The Amazon memo made its dire forecast based not on the entire US labor force, but on a specific pool of workers that the company deems eligible or likely to work at its fulfillment centers, based on demographic and location data. In certain markets, like Phoenix, Arizona, the pressures are immediate: Amazon was projected to exhaust that potential workforce by the end of 2021. Recode reports that the company loosened enforcement of workplace policies in its Phoenix warehouses to reduce turnover.
Amazon also is seeing pushback from employees who stick around. Its workers have attempted to unionize in multiple warehouses around the US, and in April they succeeded at a warehouse in New York’s Staten Island. The company has tried to quash organizing efforts, but even without them, warehouse workers are increasingly vocal about things like insufficient bathroom breaks, dangerous working conditions, and a culture of surveillance in Amazon facilities.
In one survey of 31,000 former warehouse employees, referenced in the memo, employees reported improved working conditions at Amazon competitors FedEx and Walmart. According to Recode, the survey found that employees who left Amazon to join another company “rated Amazon significantly worse on work fitting skills or interests, demands of the work, shift length, and shift schedule.”
To fix its warehouse labor problem, Amazon may need to truly address those gripes, while also attracting new talent, fending off competition, and improving automated systems at its locations.
When covid-19 hit, many retailers shut down or limited in-person shopping. Amazon thrived. The company’s profit hit $8.1 billion in the first three quarters of 2021, up 220% year over year. Today, Amazon has roughly 200 million people paying $139 per year for Amazon Prime, which also acclimated its customers to one-day shipping.
All that e-commerce demand led to a surge in demand for fulfillment workers: Amazon’s global workforce grew almost 75% during the pandemic. In the last quarter of 2021—peak holiday shopping season—Amazon fell short of its plans to hire 150,000-plus people, chief financial officer Brian Olsavsky said on a February earnings call.

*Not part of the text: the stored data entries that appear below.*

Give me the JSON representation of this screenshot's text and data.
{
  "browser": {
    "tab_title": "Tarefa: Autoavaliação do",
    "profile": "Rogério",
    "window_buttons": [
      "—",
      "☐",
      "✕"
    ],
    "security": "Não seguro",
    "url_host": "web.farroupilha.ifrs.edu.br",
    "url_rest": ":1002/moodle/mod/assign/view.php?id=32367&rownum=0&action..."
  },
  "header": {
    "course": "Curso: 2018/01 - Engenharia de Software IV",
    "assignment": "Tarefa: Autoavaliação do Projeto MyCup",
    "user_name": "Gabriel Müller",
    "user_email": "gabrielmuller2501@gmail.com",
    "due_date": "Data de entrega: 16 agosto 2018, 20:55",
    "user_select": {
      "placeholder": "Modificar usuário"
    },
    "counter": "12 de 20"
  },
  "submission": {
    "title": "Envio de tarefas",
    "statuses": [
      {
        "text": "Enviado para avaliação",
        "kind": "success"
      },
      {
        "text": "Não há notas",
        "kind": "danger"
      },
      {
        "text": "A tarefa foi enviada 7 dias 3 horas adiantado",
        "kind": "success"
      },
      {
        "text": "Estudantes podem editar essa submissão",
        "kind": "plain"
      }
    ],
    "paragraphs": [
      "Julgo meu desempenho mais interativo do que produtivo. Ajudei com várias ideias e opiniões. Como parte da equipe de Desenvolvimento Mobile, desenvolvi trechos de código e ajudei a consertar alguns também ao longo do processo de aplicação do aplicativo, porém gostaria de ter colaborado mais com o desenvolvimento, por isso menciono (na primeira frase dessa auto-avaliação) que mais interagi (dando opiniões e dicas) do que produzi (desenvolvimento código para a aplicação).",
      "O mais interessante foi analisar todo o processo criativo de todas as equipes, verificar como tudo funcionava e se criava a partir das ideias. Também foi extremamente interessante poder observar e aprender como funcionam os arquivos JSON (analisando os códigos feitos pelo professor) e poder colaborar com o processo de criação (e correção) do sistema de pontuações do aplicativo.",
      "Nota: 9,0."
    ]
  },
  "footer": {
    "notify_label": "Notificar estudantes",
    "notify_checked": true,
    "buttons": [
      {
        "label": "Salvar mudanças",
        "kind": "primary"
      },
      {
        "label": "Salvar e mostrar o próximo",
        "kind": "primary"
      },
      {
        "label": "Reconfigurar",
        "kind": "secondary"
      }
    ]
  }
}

But over the course of the second half of the year, Amazon hired some 270,000 new employees.
To keep more workers coming, and improve churn levels that can top 100%, Amazon has raised minimum hourly wages to as much as $18 an hour and even dropped marijuana testing for prospective applicants. But it’s clear that even Amazon knows it’s getting harder to find people who consider working in Amazon fulfillment fulfilling.